Alors que d’immenses progrès médicaux ont été réalisés dans la prise en charge de l’AVC, une grande partie des patients en profitent trop tard, voire pas du tout, déplorent à la fois spécialistes, Haute Autorité de santé et Cour des comptes. 

29/10/2025 Par Louise Claereboudt - Cardiologie Neurologie

“On a fait tellement de progrès scientifiques qu’il faut maintenant se concentrer sur l’offre de soins et la mise en œuvre de ces magnifiques découvertes”, résume à l’AFP la neurologue Charlotte Cordonnier, présidente de la Société française neuro-vasculaire (SFNV), à l’occasion de la Journée mondiale de lutte contre les accidents vasculaires cérébraux (AVC), mercredi 29 octobre.

Alors que les AVC tuent plus de 30 000 Français chaque année – représentant la première cause de mortalité féminine et la seconde masculine – et engendrent, pour les survivants, d’importantes séquelles, la France n’est pas à la hauteur de cet enjeu de santé publique, selon les spécialistes.

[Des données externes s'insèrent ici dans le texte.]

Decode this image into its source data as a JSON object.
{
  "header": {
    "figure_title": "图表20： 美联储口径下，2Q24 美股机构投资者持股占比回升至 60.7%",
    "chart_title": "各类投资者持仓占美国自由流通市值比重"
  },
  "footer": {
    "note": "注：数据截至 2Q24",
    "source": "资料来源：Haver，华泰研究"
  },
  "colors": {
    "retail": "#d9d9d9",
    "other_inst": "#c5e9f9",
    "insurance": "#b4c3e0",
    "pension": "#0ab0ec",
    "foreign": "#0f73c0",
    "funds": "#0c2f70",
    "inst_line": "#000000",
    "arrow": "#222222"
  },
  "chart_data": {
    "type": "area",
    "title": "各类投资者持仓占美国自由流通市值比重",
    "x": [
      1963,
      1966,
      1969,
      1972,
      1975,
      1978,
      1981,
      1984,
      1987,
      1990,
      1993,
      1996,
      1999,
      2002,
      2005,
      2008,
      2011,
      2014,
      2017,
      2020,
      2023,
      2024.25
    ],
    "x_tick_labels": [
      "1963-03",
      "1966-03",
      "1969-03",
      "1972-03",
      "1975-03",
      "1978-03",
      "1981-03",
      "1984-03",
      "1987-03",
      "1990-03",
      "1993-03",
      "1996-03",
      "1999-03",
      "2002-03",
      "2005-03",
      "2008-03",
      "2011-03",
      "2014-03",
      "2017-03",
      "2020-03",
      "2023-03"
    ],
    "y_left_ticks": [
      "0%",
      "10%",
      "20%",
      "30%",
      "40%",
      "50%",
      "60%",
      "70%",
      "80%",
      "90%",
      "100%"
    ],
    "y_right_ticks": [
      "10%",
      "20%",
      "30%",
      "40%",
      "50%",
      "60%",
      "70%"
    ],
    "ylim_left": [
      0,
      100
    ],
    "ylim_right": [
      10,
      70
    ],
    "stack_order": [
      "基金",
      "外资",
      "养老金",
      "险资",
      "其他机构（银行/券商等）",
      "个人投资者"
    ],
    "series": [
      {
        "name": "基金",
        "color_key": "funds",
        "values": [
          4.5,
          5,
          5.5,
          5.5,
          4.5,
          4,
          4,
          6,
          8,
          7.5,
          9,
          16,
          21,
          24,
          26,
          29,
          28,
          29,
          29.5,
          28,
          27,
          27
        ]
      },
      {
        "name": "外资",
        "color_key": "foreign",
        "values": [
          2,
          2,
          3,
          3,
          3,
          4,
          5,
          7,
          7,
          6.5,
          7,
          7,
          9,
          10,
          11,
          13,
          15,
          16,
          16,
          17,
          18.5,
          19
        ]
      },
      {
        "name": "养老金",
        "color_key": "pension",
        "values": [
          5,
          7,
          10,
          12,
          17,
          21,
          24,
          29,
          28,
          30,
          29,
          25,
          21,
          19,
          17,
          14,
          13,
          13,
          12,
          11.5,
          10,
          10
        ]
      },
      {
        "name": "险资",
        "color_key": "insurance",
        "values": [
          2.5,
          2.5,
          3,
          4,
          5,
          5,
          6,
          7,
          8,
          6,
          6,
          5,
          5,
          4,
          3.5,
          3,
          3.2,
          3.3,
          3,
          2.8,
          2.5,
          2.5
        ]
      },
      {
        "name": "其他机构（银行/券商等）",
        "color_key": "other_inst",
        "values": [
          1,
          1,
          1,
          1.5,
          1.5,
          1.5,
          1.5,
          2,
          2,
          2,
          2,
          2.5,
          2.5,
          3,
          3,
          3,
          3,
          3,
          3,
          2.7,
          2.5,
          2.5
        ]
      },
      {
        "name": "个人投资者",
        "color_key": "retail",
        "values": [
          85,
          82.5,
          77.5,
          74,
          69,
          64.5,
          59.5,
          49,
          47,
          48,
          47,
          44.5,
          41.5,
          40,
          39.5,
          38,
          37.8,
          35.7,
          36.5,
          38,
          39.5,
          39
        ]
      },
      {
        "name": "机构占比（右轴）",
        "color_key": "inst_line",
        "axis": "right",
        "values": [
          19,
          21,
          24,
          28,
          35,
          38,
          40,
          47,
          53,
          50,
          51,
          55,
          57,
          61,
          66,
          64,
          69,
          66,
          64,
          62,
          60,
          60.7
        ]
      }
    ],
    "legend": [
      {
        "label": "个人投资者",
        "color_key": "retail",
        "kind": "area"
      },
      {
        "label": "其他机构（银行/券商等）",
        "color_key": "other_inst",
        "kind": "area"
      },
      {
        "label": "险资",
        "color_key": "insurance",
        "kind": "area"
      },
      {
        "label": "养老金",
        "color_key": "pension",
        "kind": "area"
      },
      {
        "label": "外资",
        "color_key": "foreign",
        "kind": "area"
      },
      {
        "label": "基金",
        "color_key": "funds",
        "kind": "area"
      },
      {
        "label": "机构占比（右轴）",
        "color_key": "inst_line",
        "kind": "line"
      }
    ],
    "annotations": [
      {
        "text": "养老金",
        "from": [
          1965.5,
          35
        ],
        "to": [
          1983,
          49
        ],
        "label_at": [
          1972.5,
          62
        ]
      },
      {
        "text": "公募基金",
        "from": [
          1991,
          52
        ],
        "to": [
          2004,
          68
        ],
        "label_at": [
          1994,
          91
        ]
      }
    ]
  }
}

De nombreuses victimes d’AVC sont mal prises en charge, que ce soit lors du déclenchement de leurs symptômes ou dans leur suivi à plus long terme.

 

Pourtant, depuis la fin des années 1990, les innovations médicales se sont multipliées pour finalement révolutionner le traitement des AVC, du moins pour les AVC ischémiques qui représentent environ 80 % des AVC.

La thrombolyse, “validée sur le plan scientifique dès 1995 et qui s’est développée en France dès le début des années 2000”, et la thrombectomie, qui s’est développée à partir de 2015, ont “bouleversé la neurologie vasculaire, qui est passée ainsi d’une relative impuissance face aux AVC à l’exigence d’intervenir en urgence, de jour comme de nuit”, souligne la Cour des comptes dans un rapport publié ce mercredi.

Autre avancée majeure : la création de services spécialisés dans le traitement des AVC au stade aigu, les unités neuro-vasculaires (UNV).

L’expérience montre que ces unités multiplient les chances de rétablissement.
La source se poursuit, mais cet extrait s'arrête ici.